Thursday, October 30, 2008

Manage your currency holdings

In my last post I told you I can't really invest. Buy and hold, I tried it for two days but took profits the moment it looked ripe. Still for a few months now I am a kind of long term swing trader as I now come to realize.

I have my IB account for some time now and when I opened that account in 2000 I think it had to be in US-Dollar. I never got around changing it to the Euro base currency, even if I live in Germany and obviously need Euro to pay my bills. For more than 5 years I just held the currencies as they came in. This year it happened to be mainly in Euro and the British Pound, as I traded mostly instruments valued in these currencies. As long as the Euro was rising that was just fine, as my USD-balance went up and I started the trading day with some gains already banked (at least in the USD). But when the Euro started it's slide it got more and more difficult to trade back the USD-loss I started the day with. Actually I changed my daily trading excel sheet, to include the daily E/U exchange rate and converted my USD holdings into Euro. Now I realized, that I wasn't doing that bad. The USD-loss I saw in the morning did not transform into a loss in my Euro holdings, as it was just happening due to a change in the E/U exchange rate.

And finally I realized, it might make sense to set certain levels, where I convert my main currency holdings into one or the other currency. I decided to go long USD, if and when the Euro broke the 1.39 level. I know, that's late, given the Euro had seen the break from 1.60 already, still, you need to set levels at which you react and I thought, If 1.40 holds, then we go up again and I'm better off holding Euro's, otherwise we go a lot further down and it might make sense to hold USD.

You know how it went. The euro broke down to about 1.2350 and while my account remained fairly stable in the USD, when converted into Euro it made a huge difference.

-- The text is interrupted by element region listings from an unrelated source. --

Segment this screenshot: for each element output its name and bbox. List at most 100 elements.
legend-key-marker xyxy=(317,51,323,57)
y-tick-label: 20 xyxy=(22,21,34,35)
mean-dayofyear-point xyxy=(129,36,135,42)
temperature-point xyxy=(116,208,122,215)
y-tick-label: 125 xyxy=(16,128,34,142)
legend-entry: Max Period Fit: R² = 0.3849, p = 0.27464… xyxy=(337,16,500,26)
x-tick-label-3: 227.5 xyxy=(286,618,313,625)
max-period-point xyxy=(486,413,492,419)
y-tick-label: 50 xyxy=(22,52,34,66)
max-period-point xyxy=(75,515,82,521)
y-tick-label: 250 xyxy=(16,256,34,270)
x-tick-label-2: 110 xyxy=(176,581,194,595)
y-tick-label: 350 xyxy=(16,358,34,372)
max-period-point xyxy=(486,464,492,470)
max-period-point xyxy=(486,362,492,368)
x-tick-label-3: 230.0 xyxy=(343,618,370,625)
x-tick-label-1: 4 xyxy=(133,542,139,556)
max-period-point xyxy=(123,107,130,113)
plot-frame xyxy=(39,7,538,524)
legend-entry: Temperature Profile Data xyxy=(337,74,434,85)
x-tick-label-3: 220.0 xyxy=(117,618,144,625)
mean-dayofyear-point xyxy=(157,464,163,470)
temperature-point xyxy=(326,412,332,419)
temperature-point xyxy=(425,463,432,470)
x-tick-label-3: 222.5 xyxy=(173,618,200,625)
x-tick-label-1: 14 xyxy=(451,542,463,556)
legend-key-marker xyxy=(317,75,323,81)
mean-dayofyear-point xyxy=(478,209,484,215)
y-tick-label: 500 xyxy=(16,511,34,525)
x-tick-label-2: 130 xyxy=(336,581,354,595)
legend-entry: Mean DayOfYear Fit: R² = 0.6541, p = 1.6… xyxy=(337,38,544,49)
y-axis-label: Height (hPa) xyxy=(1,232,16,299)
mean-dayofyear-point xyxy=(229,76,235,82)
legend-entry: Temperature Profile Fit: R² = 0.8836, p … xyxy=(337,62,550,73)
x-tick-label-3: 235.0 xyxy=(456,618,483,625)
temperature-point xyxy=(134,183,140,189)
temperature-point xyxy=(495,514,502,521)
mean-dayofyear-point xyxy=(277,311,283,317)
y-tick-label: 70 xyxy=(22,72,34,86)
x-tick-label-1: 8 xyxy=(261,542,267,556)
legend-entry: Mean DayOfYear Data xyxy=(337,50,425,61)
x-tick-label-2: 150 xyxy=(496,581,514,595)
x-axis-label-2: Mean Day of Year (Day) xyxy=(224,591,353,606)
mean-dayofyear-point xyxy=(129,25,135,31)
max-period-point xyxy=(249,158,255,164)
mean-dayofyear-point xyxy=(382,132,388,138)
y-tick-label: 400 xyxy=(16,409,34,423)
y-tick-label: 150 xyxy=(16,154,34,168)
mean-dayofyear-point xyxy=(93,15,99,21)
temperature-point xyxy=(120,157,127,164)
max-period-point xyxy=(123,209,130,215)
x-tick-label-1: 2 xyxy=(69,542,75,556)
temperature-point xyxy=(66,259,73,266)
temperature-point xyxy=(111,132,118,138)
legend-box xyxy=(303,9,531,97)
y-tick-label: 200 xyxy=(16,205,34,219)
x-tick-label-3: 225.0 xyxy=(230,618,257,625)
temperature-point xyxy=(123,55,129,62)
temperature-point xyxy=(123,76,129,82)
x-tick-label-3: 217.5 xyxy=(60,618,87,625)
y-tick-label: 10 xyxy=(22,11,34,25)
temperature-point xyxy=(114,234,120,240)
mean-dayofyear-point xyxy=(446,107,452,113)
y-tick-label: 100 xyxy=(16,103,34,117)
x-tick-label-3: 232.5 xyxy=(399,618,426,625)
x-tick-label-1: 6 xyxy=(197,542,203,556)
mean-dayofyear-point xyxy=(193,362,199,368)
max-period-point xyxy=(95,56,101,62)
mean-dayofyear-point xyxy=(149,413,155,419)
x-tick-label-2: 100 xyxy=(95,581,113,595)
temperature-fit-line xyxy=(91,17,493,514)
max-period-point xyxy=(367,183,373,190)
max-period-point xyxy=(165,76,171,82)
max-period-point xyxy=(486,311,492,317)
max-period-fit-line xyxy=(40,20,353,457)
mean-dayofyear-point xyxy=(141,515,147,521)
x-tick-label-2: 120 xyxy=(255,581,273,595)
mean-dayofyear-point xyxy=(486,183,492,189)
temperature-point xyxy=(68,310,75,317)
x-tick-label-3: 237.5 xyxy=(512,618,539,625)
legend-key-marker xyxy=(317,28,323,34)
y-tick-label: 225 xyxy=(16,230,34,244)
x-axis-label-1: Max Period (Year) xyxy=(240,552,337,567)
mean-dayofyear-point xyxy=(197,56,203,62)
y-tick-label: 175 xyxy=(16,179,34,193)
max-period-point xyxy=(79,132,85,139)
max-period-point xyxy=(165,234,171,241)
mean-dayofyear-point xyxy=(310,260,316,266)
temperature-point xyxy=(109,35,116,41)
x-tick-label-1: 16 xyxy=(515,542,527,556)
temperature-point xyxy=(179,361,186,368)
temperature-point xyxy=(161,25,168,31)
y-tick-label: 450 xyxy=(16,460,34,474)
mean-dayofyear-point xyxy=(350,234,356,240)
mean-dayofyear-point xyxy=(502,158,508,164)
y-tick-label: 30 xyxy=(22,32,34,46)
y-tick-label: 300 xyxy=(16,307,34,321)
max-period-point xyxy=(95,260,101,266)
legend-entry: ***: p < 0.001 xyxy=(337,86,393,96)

On the way back up, I was quicker. Two days ago the Euro had broken 1.25 to the upside and the Asian markets traded it to 1.2570 when I opened my screen in the morning. I saw that as a double bottom and converted my currency holdings back into Euro.

Globetrader_08

Now I start the day again with nice USD gains, which translate to no gains at all converted to Euro. But I do not lose on this Euro rise by holding USD, which is something already. We see huge movements at the moment, which took months in the years before and I might have to react fast, if Euro starts to plunge again. Still I'm looking at 60minute and daily charts now in the Euro instead of 250, 50 and 10 tick charts for my intraday business.

I am naturally Euro long living in the Euro area. So holding Euro doesn't do me any good. But making money on a rising Euro is something for my daytrading business until I hold funds in such amount, that I can really hedge against averse movements. Making money on a falling Euro is something different, as I just need to park my money in a different currency. Around 1.29 to 1.30 is the new level, which the Euro should not breach, if we hold above 1.30 today. Actually I see the Euro with an upward bias for the next 7 days until the ECB rate decision next Thursday, when Trichet might decide to follow the FED step in a 0.5% cut in rates, which might trigger the Euro selling again.